FAQ Opens the Top Questions and Answers modal where a sample of common dataset management questions appear.

Search There are two search options. The first search field on the left lets you search for datasets containing columns that match your search criteria. The second search field on the right lets you search for items that match your criteria based on dataset name, source type, schema/parent folder, or table/file name.

Dataset drill down

Click the expand icon to the right of the dataset name to drill down into the dataset and reveal the following high-level data points.

Field Description
Stats
Daily Rows The number of rows scanned in the last run.
Columns The number of columns in the dataset.
Active Rules The number of active rules included in the last run.
Active Alerts The number of alerts configured to notify specified users when their conditions were met in the last run.
Data Category The data category assigned to your dataset on the Rule Workbench or Metadata Bar.
Quick Links
Profile Click the profile icon to open the Profile page of your dataset.
Rules Click the rules icon to open the Dataset Rules page of your dataset.
Description The description of your dataset given to it on the Explorer Review page.

Column overview

This section of the dataset drill down shows the following column-level details of all columns in your dataset.

Column Description
Field The name of the column.
Type The data type of the column.
Data Class The data class labels of a column, when applied.
Sensitive Label The sensitive label to obscure sensitive information, when applied.

Actions

Click actions button to take a variety of actions on your dataset. Available actions include:

  • Edit your dataset.
  • Note To edit the alias, schema, table or file name, server or file path, or meta tags of a dataset, you need to have ROLE_ADMIN, ROLE_DATA_GOVERNANCE_MANAGER, or ROLE_DATASET_ACTIONS.

  • Rename your dataset.
  • Note To rename a dataset, you need to be its owner or have ROLE_ADMIN or ROLE_DATASET_MANAGER.

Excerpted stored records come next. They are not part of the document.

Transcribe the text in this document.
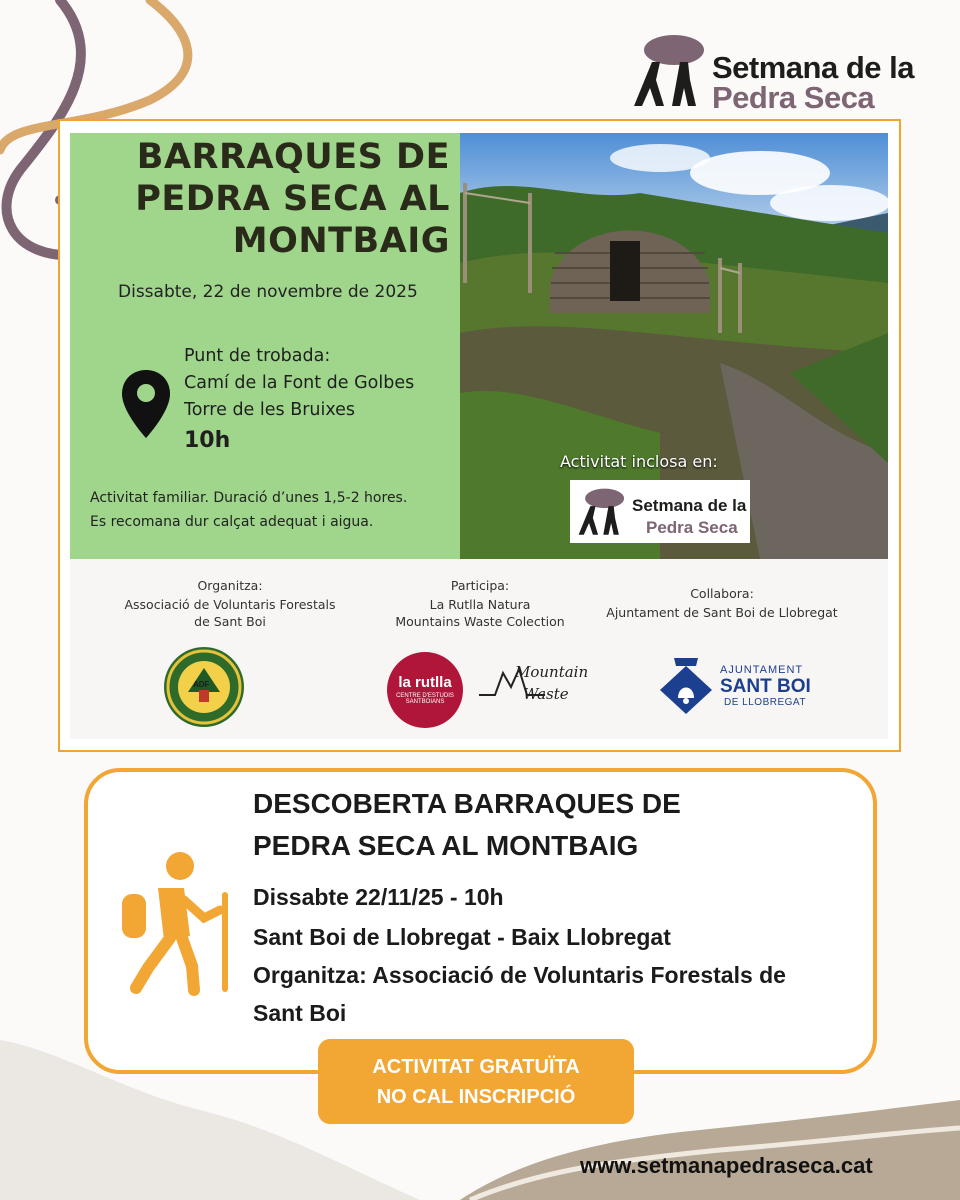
Setmana de la
Pedra Seca
BARRAQUES DE
PEDRA SECA AL
MONTBAIG
Dissabte, 22 de novembre de 2025
Punt de trobada:
Camí de la Font de Golbes
Torre de les Bruixes
10h
Activitat familiar. Duració d’unes 1,5-2 hores.
Es recomana dur calçat adequat i aigua.
Activitat inclosa en:
Setmana de la
Pedra Seca
Organitza:
Associació de Voluntaris Forestals
de Sant Boi
Participa:
La Rutlla Natura
Mountains Waste Colection
Collabora:
Ajuntament de Sant Boi de Llobregat
ADF	la rutlla
CENTRE D'ESTUDIS
SANTBOIANS
Mountain
Waste
AJUNTAMENT
SANT BOI
DE LLOBREGAT
DESCOBERTA BARRAQUES DE
PEDRA SECA AL MONTBAIG
Dissabte 22/11/25 - 10h
Sant Boi de Llobregat - Baix Llobregat
Organitza: Associació de Voluntaris Forestals de
Sant Boi
ACTIVITAT GRATUÏTA
NO CAL INSCRIPCIÓ
www.setmanapedraseca.cat
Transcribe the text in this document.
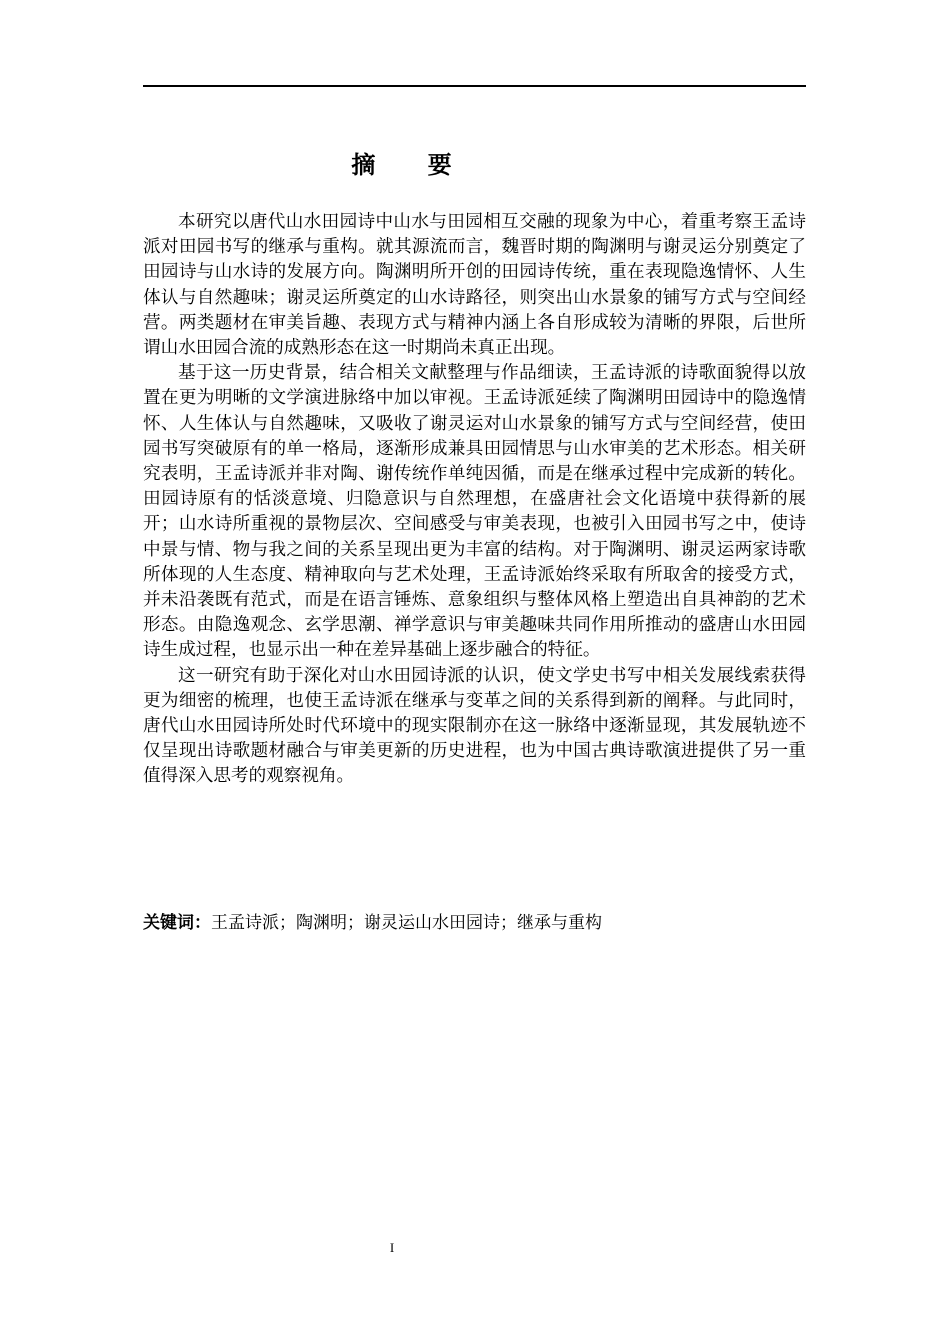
摘 要

本研究以唐代山水田园诗中山水与田园相互交融的现象为中心，着重考察王孟诗派对田园书写的继承与重构。就其源流而言，魏晋时期的陶渊明与谢灵运分别奠定了田园诗与山水诗的发展方向。陶渊明所开创的田园诗传统，重在表现隐逸情怀、人生体认与自然趣味；谢灵运所奠定的山水诗路径，则突出山水景象的铺写方式与空间经营。两类题材在审美旨趣、表现方式与精神内涵上各自形成较为清晰的界限，后世所谓山水田园合流的成熟形态在这一时期尚未真正出现。

基于这一历史背景，结合相关文献整理与作品细读，王孟诗派的诗歌面貌得以放置在更为明晰的文学演进脉络中加以审视。王孟诗派延续了陶渊明田园诗中的隐逸情怀、人生体认与自然趣味，又吸收了谢灵运对山水景象的铺写方式与空间经营，使田园书写突破原有的单一格局，逐渐形成兼具田园情思与山水审美的艺术形态。相关研究表明，王孟诗派并非对陶、谢传统作单纯因循，而是在继承过程中完成新的转化。田园诗原有的恬淡意境、归隐意识与自然理想，在盛唐社会文化语境中获得新的展开；山水诗所重视的景物层次、空间感受与审美表现，也被引入田园书写之中，使诗中景与情、物与我之间的关系呈现出更为丰富的结构。对于陶渊明、谢灵运两家诗歌所体现的人生态度、精神取向与艺术处理，王孟诗派始终采取有所取舍的接受方式，并未沿袭既有范式，而是在语言锤炼、意象组织与整体风格上塑造出自具神韵的艺术形态。由隐逸观念、玄学思潮、禅学意识与审美趣味共同作用所推动的盛唐山水田园诗生成过程，也显示出一种在差异基础上逐步融合的特征。

这一研究有助于深化对山水田园诗派的认识，使文学史书写中相关发展线索获得更为细密的梳理，也使王孟诗派在继承与变革之间的关系得到新的阐释。与此同时，唐代山水田园诗所处时代环境中的现实限制亦在这一脉络中逐渐显现，其发展轨迹不仅呈现出诗歌题材融合与审美更新的历史进程，也为中国古典诗歌演进提供了另一重值得深入思考的观察视角。

关键词：王孟诗派；陶渊明；谢灵运山水田园诗；继承与重构
I
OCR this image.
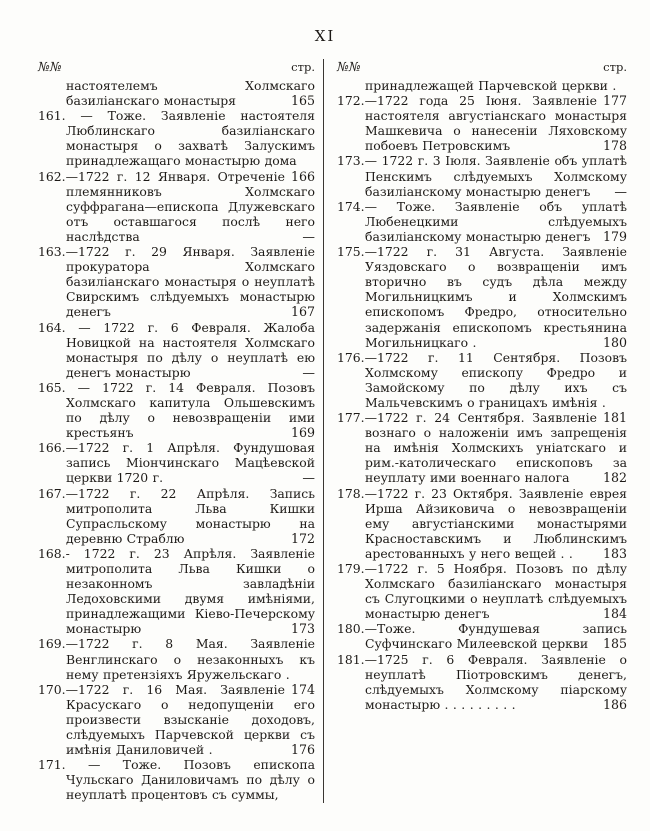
XI
№№	стр.

настоятелемъ Холмскаго базиліанскаго монастыря	165

161. — Тоже. Заявленіе настоятеля Люблинскаго базиліанскаго монастыря о захватѣ Залускимъ принадлежащаго монастырю дома
166

162.—1722 г. 12 Января. Отреченіе племянниковъ Холмскаго суффрагана—епископа Длужевскаго отъ оставшагося послѣ него наслѣдства	—

163.—1722 г. 29 Января. Заявленіе прокуратора Холмскаго базиліанскаго монастыря о неуплатѣ Свирскимъ слѣдуемыхъ монастырю денегъ	167

164. — 1722 г. 6 Февраля. Жалоба Новицкой на настоятеля Холмскаго монастыря по дѣлу о неуплатѣ ею денегъ монастырю	—

165. — 1722 г. 14 Февраля. Позовъ Холмскаго капитула Ольшевскимъ по дѣлу о невозвращеніи ими крестьянъ	169

166.—1722 г. 1 Апрѣля. Фундушовая запись Міончинскаго Мацѣевской церкви 1720 г.	—

167.—1722 г. 22 Апрѣля. Запись митрополита Льва Кишки Супрасльскому монастырю на деревню Страблю	172

168.- 1722 г. 23 Апрѣля. Заявленіе митрополита Льва Кишки о незаконномъ завладѣніи Ледоховскими двумя имѣніями, принадлежащими Кіево-Печерскому монастырю	173

169.—1722 г. 8 Мая. Заявленіе Венглинскаго о незаконныхъ къ нему претензіяхъ Яружельскаго .
174

170.—1722 г. 16 Мая. Заявленіе Красускаго о недопущеніи его произвести взысканіе доходовъ, слѣдуемыхъ Парчевской церкви съ имѣнія Даниловичей .	176

171. — Тоже. Позовъ епископа Чульскаго Даниловичамъ по дѣлу о неуплатѣ процентовъ съ суммы,

№№	стр.

принадлежащей Парчевской церкви .
177

172.—1722 года 25 Іюня. Заявленіе настоятеля августіанскаго монастыря Машкевича о нанесеніи Ляховскому побоевъ Петровскимъ	178

173.— 1722 г. 3 Іюля. Заявленіе объ уплатѣ Пенскимъ слѣдуемыхъ Холмскому базиліанскому монастырю денегъ	—

174.— Тоже. Заявленіе объ уплатѣ Любенецкими слѣдуемыхъ базиліанскому монастырю денегъ	179

175.—1722 г. 31 Августа. Заявленіе Уяздовскаго о возвращеніи имъ вторично въ судъ дѣла между Могильницкимъ и Холмскимъ епископомъ Фредро, относительно задержанія епископомъ крестьянина Могильницкаго .	180

176.—1722 г. 11 Сентября. Позовъ Холмскому епископу Фредро и Замойскому по дѣлу ихъ съ Мальчевскимъ о границахъ имѣнія .
181

177.—1722 г. 24 Сентября. Заявленіе вознаго о наложеніи имъ запрещенія на имѣнія Холмскихъ уніатскаго и рим.-католическаго епископовъ за неуплату ими военнаго налога	182

178.—1722 г. 23 Октября. Заявленіе еврея Ирша Айзиковича о невозвращеніи ему августіанскими монастырями Красноставскимъ и Люблинскимъ арестованныхъ у него вещей . .	183

179.—1722 г. 5 Ноября. Позовъ по дѣлу Холмскаго базиліанскаго монастыря съ Слугоцкими о неуплатѣ слѣдуемыхъ монастырю денегъ	184

180.—Тоже. Фундушевая запись Суфчинскаго Милеевской церкви	185

181.—1725 г. 6 Февраля. Заявленіе о неуплатѣ Піотровскимъ денегъ, слѣдуемыхъ Холмскому піарскому монастырю . . . . . . . . .	186
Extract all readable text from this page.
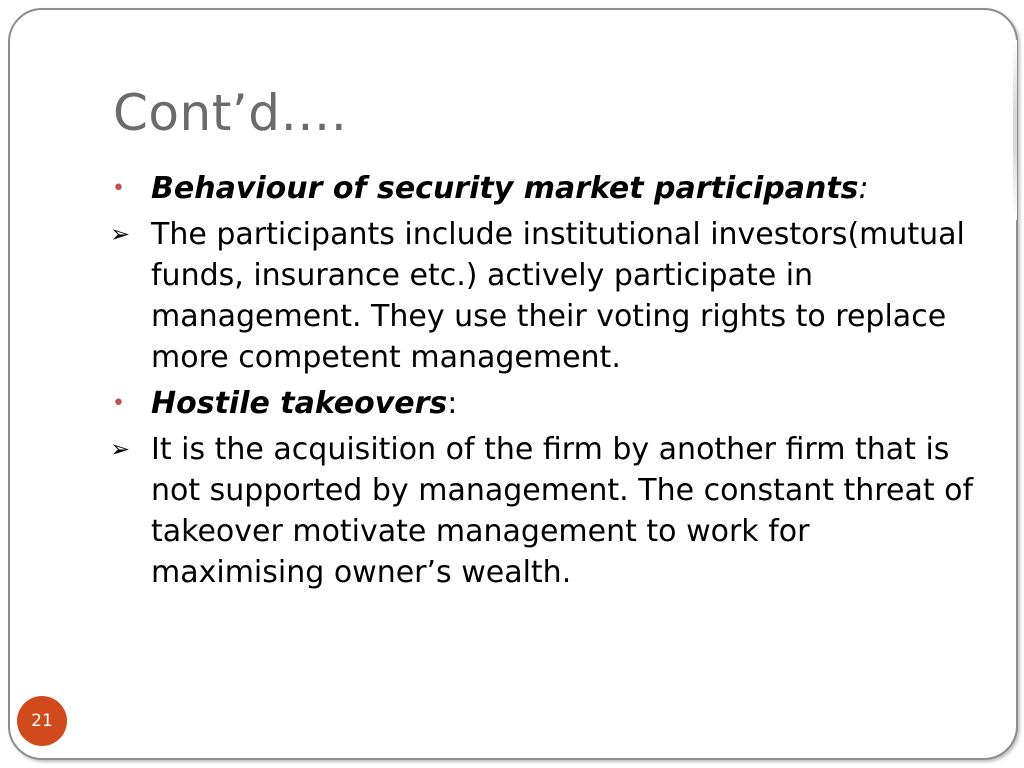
Cont’d….
• Behaviour of security market participants:
➢ The participants include institutional investors(mutual funds, insurance etc.) actively participate in management. They use their voting rights to replace more competent management.
• Hostile takeovers:
➢ It is the acquisition of the firm by another firm that is not supported by management. The constant threat of takeover motivate management to work for maximising owner’s wealth.
21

  • Publish your dataset or revert it To Draft.
  • Note To publish a dataset, you need to have dataset access, ROLE_DATASET_TRAIN, or ROLE_DATASET_ACTIONS.

  • Assign a Data Category to your dataset.
  • Note To assign a data category to a dataset, you need to have dataset access, ROLE_DATASET_TRAIN, or ROLE_DATASET_ACTIONS.

  • Assign a Business Unit to your dataset.
  • Note To assign a business unit to a dataset, you need to have dataset access or ROLE_DATASET_ACTIONS.

  • Enable or Disable Integrations of your dataset into Collibra Data Intelligence Platform.
  • Note To toggle a dataset integration, you need to have ROLE_ADMIN, ROLE_DATASET_MANAGER, ROLE_DATASET_ACTIONS.

  • Delete your dataset.
  • Note To delete a dataset, you need to be its owner or have ROLE_ADMIN or ROLE_DATASET_MANAGER.